Aqui solto meus fantasmas e exponho livres pontos de vista sobre um universo maluco que me cerca.

Who Farted é meu psicanalista, meu diário, minha carta aberta a meus amigos e amigas.

05 abril 2017

Pequenas Memórias Remotas Vulgares


"Decifre-me, ou não me devoras - dizia aquele olhar endiabrado da esfinge que se escondia em atitudes de menina. Havia nela uma única escorregada de olhar, que apenas uma vez a cada ciclo lunar, abriria todas as portas para a alma corajosa que dentro dela se escondia.

Havia meses, eu perseguia insistentemente um destes olhares, entre quatro paredes.

Foi naquela tarde comum, que em nada se mostrava perfeita ou favorável para meus discretos atos de sedução, quando ela invadiu meu quarto, como sempre fazia, sem avisar, já se comportando de forma que velava todo e qualquer pensamento maldito que eu pudesse se quer imaginar ter. Foi assim mesmo, confuso desta forma, que eu os tinha - os pensamentos.

Meu olfato, muito seletivo, percebia o cheiro enebriante que saia de seu pescoço, naquele pedacinho perdido pouco abaixo da orelha, escondido e curtido pelos cabelos quase longos. Era o perfume da ilusão, que me deixava alerta e me fazia observador, tanto quanto inventivo e meio bobo.

Decifrar? Ainda me pergunto se o que a incomodaria mais seria o fato de eu enxergar tudo, o fato de eu desejar, ou o mistério que me fazia não tomar nenhuma atitude em cada último segundo.

Mas naquela tardinha quente, diferente de todas as outras, assim que a vi entrar, me levantei da cadeira onde estava sentado, no mesmo ritmo de suas passadas, a peguei no colo sem explicar muita coisa, como se sempre fôssemos apenas amantes, e a deitei gentilmente na cama, para logo depois deitar a seu lado - para nada de mais, apenas para observar de perto, provocá-la.

E enquanto usava como desculpa puxá-la para mais perto, olhando em seus olhos, eu a decifrava mais um pouco naquele dia quase comum.

Havia naquele momento uma disputa franca entre seus desejos mais inconfessáveis e sua necessidade de afirmar suas verdades, suas posturas, suas opções de vida. É fato legítimo que é mais fácil manejar, controlar, aquilo que não nos afeta emocionalmente.
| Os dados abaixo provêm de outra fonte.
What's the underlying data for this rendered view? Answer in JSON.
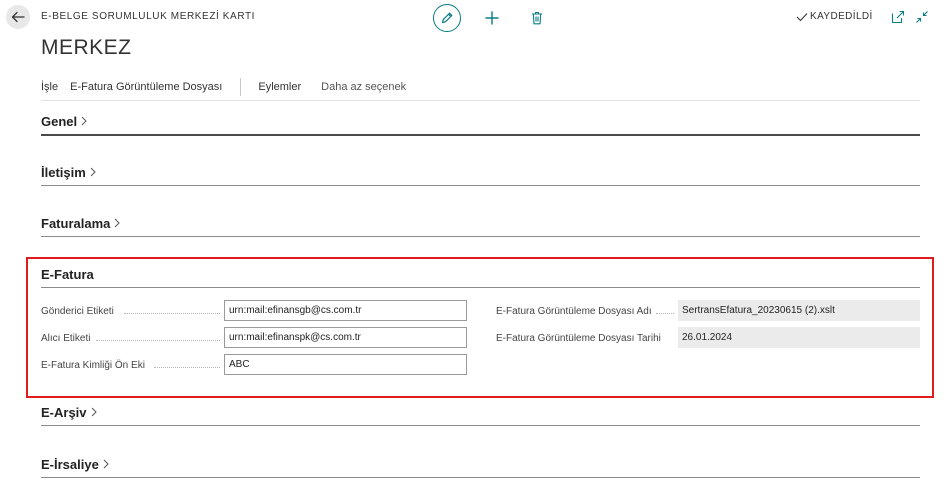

Eu era o erro de perceber que havia mais, escondido em tantos pensamentos enterrados, do que ela mesma gostaria de lembrar de si mesma. De todos os desejos que ela pudesse ter, de todas as suas curiosidades da vida, eu era aquele que poderia arrastá-la para mais longe, e nem de longe, ainda assim, eu era o seu maior desejo - apenas o mais perigoso e inconfessável.

Mesmo assim, aquele cheiro de notas confortáveis me dizia que havia espaço pra mim naqueles devaneios. E foi num surto perdido de seus olhares incontrolados, que finalmente a beijei como deveria, não apenas saboreando a doçura de sua língua, mas roubando pequenas mordidas dos lábios que sempre me trouxeram desejos irreparáveis.

Enquanto a beijava, sabia que não havia certeza em nada, e que aquilo, para ela, havia sido um daqueles saltos impensados, de cima de um penhasco, num lago de profundidade obscura.

Eu sempre cometi o erro de pedir que ela confiasse em mim. Talvez, justamente, o que ela desejasse fosse mesmo não confiar, não saber aonde eu a poderia levar. Mas se eu não cometesse sempre os mesmos erros, não me reconheceria.

Enquanto aproveitava aquele silêncio de cumplicidade típico das ressacas de beijo, aproveitando que estava perto de seu ouvido, comecei a lhe contar alguns segredos falsos. Ela, entre curtas risadas safadas, tentava me persuadir, confesso que sem demonstrar nenhuma convicção, a deixar aquilo tudo pra depois.

E eu entendia que o depois era daquele minuto, o depois já era depois daquele mesmo agora."